Os rondonopolitanos foram surpreendidos neste final de semana ao irem às compras em supermercados: estavam obrigados a apresentar a carteira de vacinação contra a Covid-19 para terem acesso aos estabelecimentos. A medida, que integra o decreto municipal mais recente, é fruto da última reunião do Comitê de Enfrentamento à Pandemia do Novo Coronavírus.
Vacinação obrigatória já existe, há um bom tempo, em boa parte de mundo. Desde o surgimento dos imunizantes, ainda no século XIX, governos se sucederam em editar normas que impusessem às suas populações a obrigatoriedade de se imunizar. Naturalmente, jamais se viu uma pessoa ser constrangida fisicamente a vacinar-se. A vacinação era imposta por meio do cerceamento de direitos do cidadão.
É assim que, por exemplo, países passaram a exigir o comprovante de vacinação para algumas endemias para a concessão de visto de visitante ou para imigração; a negar pedidos de asilo por perseguição política àqueles que, podendo, deixavam de se vacinar.
Estamos falando de uma sociedade que iniciava a revolução industrial, predominantemente rural e sem qualquer acesso a meios de comunicação em massa. Crendices e superstições “guiavam” as pessoas em suas atividades diárias. A ciência, satanizada, era vista com preconceito e desconfiança. Para uma população assim, necessárias eram medidas drásticas que as conduzissem ao caminho do bom senso e da razoabilidade.
É realmente triste verificarmos as mesmas crendices e superstições marcarem a fala e o comportamento de parte da população nos dias atuais. As fake news, propagadas à exaustão por redes sociais sem qualquer responsabilidade ou compromisso com o jornalismo profissional, incrementam exponencialmente o medo dos imunizantes que a ciência tem anunciado.
E, uma vez que a imunização coletiva é, cientificamente, o quadro mais apropriado para a contenção do contágio do vírus, a obrigatoriedade de vacinação vem como medida extrema imposta pelos governos.

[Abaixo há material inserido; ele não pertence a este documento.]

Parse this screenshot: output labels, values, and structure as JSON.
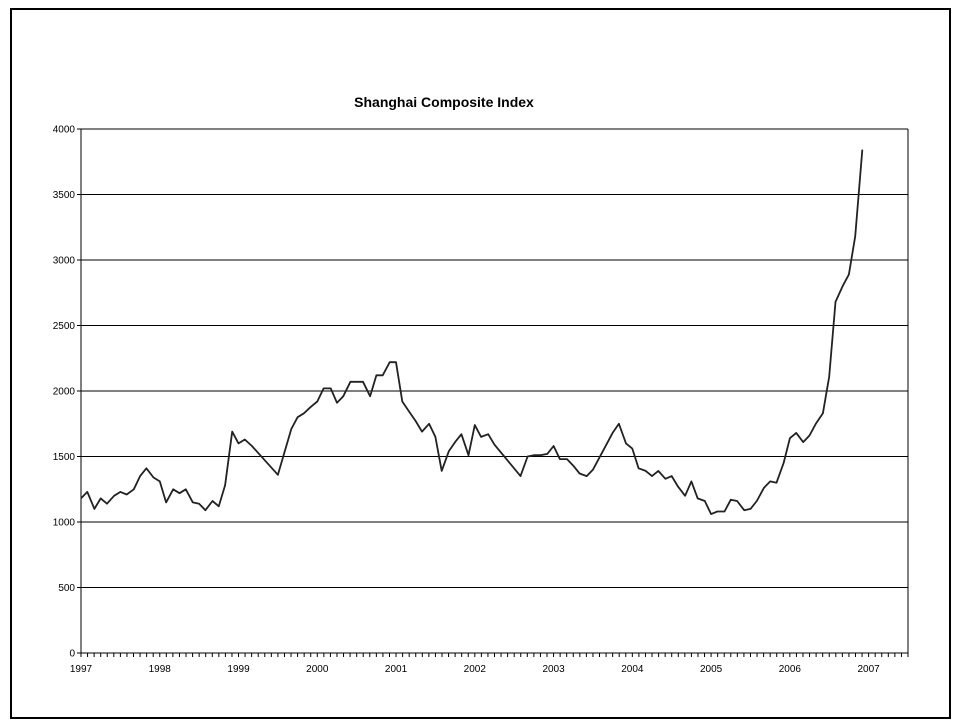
{
  "chart_data": {
    "type": "line",
    "title": "Shanghai Composite Index",
    "xlabel": "",
    "ylabel": "",
    "xlim": [
      1997,
      2007.5
    ],
    "ylim": [
      0,
      4000
    ],
    "yticks": [
      0,
      500,
      1000,
      1500,
      2000,
      2500,
      3000,
      3500,
      4000
    ],
    "xticks": [
      1997,
      1998,
      1999,
      2000,
      2001,
      2002,
      2003,
      2004,
      2005,
      2006,
      2007
    ],
    "xtick_labels": [
      "1997",
      "1998",
      "1999",
      "2000",
      "2001",
      "2002",
      "2003",
      "2004",
      "2005",
      "2006",
      "2007"
    ],
    "grid": "horizontal",
    "legend": "none",
    "series": [
      {
        "line_color": "#222222",
        "points": [
          [
            1997.0,
            1180
          ],
          [
            1997.08,
            1230
          ],
          [
            1997.17,
            1100
          ],
          [
            1997.25,
            1180
          ],
          [
            1997.33,
            1140
          ],
          [
            1997.42,
            1200
          ],
          [
            1997.5,
            1230
          ],
          [
            1997.58,
            1210
          ],
          [
            1997.67,
            1250
          ],
          [
            1997.75,
            1350
          ],
          [
            1997.83,
            1410
          ],
          [
            1997.92,
            1340
          ],
          [
            1998.0,
            1310
          ],
          [
            1998.08,
            1150
          ],
          [
            1998.17,
            1250
          ],
          [
            1998.25,
            1220
          ],
          [
            1998.33,
            1250
          ],
          [
            1998.42,
            1150
          ],
          [
            1998.5,
            1140
          ],
          [
            1998.58,
            1090
          ],
          [
            1998.67,
            1160
          ],
          [
            1998.75,
            1120
          ],
          [
            1998.83,
            1280
          ],
          [
            1998.92,
            1690
          ],
          [
            1999.0,
            1600
          ],
          [
            1999.08,
            1630
          ],
          [
            1999.17,
            1580
          ],
          [
            1999.5,
            1360
          ],
          [
            1999.67,
            1710
          ],
          [
            1999.75,
            1800
          ],
          [
            1999.83,
            1830
          ],
          [
            1999.92,
            1880
          ],
          [
            2000.0,
            1920
          ],
          [
            2000.08,
            2020
          ],
          [
            2000.17,
            2020
          ],
          [
            2000.25,
            1910
          ],
          [
            2000.33,
            1960
          ],
          [
            2000.42,
            2070
          ],
          [
            2000.5,
            2070
          ],
          [
            2000.58,
            2070
          ],
          [
            2000.67,
            1960
          ],
          [
            2000.75,
            2120
          ],
          [
            2000.83,
            2120
          ],
          [
            2000.92,
            2220
          ],
          [
            2001.0,
            2220
          ],
          [
            2001.08,
            1920
          ],
          [
            2001.17,
            1840
          ],
          [
            2001.25,
            1770
          ],
          [
            2001.33,
            1690
          ],
          [
            2001.42,
            1750
          ],
          [
            2001.5,
            1650
          ],
          [
            2001.58,
            1390
          ],
          [
            2001.67,
            1540
          ],
          [
            2001.75,
            1610
          ],
          [
            2001.83,
            1670
          ],
          [
            2001.92,
            1510
          ],
          [
            2002.0,
            1740
          ],
          [
            2002.08,
            1650
          ],
          [
            2002.17,
            1670
          ],
          [
            2002.25,
            1590
          ],
          [
            2002.58,
            1350
          ],
          [
            2002.67,
            1500
          ],
          [
            2002.75,
            1510
          ],
          [
            2002.83,
            1510
          ],
          [
            2002.92,
            1520
          ],
          [
            2003.0,
            1580
          ],
          [
            2003.08,
            1480
          ],
          [
            2003.17,
            1480
          ],
          [
            2003.25,
            1430
          ],
          [
            2003.33,
            1370
          ],
          [
            2003.42,
            1350
          ],
          [
            2003.5,
            1400
          ],
          [
            2003.58,
            1490
          ],
          [
            2003.75,
            1680
          ],
          [
            2003.83,
            1750
          ],
          [
            2003.92,
            1600
          ],
          [
            2004.0,
            1560
          ],
          [
            2004.08,
            1410
          ],
          [
            2004.17,
            1390
          ],
          [
            2004.25,
            1350
          ],
          [
            2004.33,
            1390
          ],
          [
            2004.42,
            1330
          ],
          [
            2004.5,
            1350
          ],
          [
            2004.58,
            1270
          ],
          [
            2004.67,
            1200
          ],
          [
            2004.75,
            1310
          ],
          [
            2004.83,
            1180
          ],
          [
            2004.92,
            1160
          ],
          [
            2005.0,
            1060
          ],
          [
            2005.08,
            1080
          ],
          [
            2005.17,
            1080
          ],
          [
            2005.25,
            1170
          ],
          [
            2005.33,
            1160
          ],
          [
            2005.42,
            1090
          ],
          [
            2005.5,
            1100
          ],
          [
            2005.58,
            1160
          ],
          [
            2005.67,
            1260
          ],
          [
            2005.75,
            1310
          ],
          [
            2005.83,
            1300
          ],
          [
            2005.92,
            1450
          ],
          [
            2006.0,
            1640
          ],
          [
            2006.08,
            1680
          ],
          [
            2006.17,
            1610
          ],
          [
            2006.25,
            1660
          ],
          [
            2006.33,
            1750
          ],
          [
            2006.42,
            1830
          ],
          [
            2006.5,
            2110
          ],
          [
            2006.58,
            2680
          ],
          [
            2006.67,
            2800
          ],
          [
            2006.75,
            2890
          ],
          [
            2006.83,
            3180
          ],
          [
            2006.92,
            3840
          ]
        ]
      }
    ]
  }
}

Já somos obrigados a muitos comportamentos. Como exemplo, cite-se o comparecimento à sessão de votação quando das eleições regulares. Não somos obrigados a votar, de fato, mas temos que ali comparecer, ainda que seja para justificar o voto. Caso não obedeçamos a este comando legal, sofremos várias sanções, como a impossibilidade de tirar o passaporte, de participar de concursos públicos e até multa.
Tais penas administrativas, conduto, nem se comparam em gravidade com a esdrúxula medida de impedir um cidadão de ir e vir, especialmente para realizar as compras de insumos essenciais à sua subsistência, como fez o prefeito Zé do Pátio em seu último decreto. Para além da discussão jurídica que repousa sobre a questão, verifica-se no caso, verdadeiro flerte com o autoritarismo.
O direito de ir e vir e o de prover sua casa e família de alimentos que bastem à subsistência são absolutamente inalienáveis. E impedir uma pessoa de ir ao mercado por não querer se vacinar é medida inócua e provocativa. Inócua porque o não vacinado, em tese, não poderia oferecer risco maior que um vacinado. Ambos carregam o vírus e podem, por isso, transmiti-lo. Provocativa porque, na esteira do “Dorismo”, Zé do Pátio chama para a briga os defensores da liberdade. Parece ser esse mesmo o que motiva o prefeito.
Nem se fale, ademais, do perigoso precedente que se abre na questão da interferência dos governos sobre a vida dos cidadãos. Hoje, somos proibidos de ir ao mercado se não nos vacinarmos. Amanhã, tal medida extrema será usada para qual intuito do governante que, em um decreto municipal, afronta a Carta Magna e todos os direitos e garantias individuais ali encetados?
Volte à sobriedade, prefeito, e revogue esse decreto esdrúxulo e autoritário.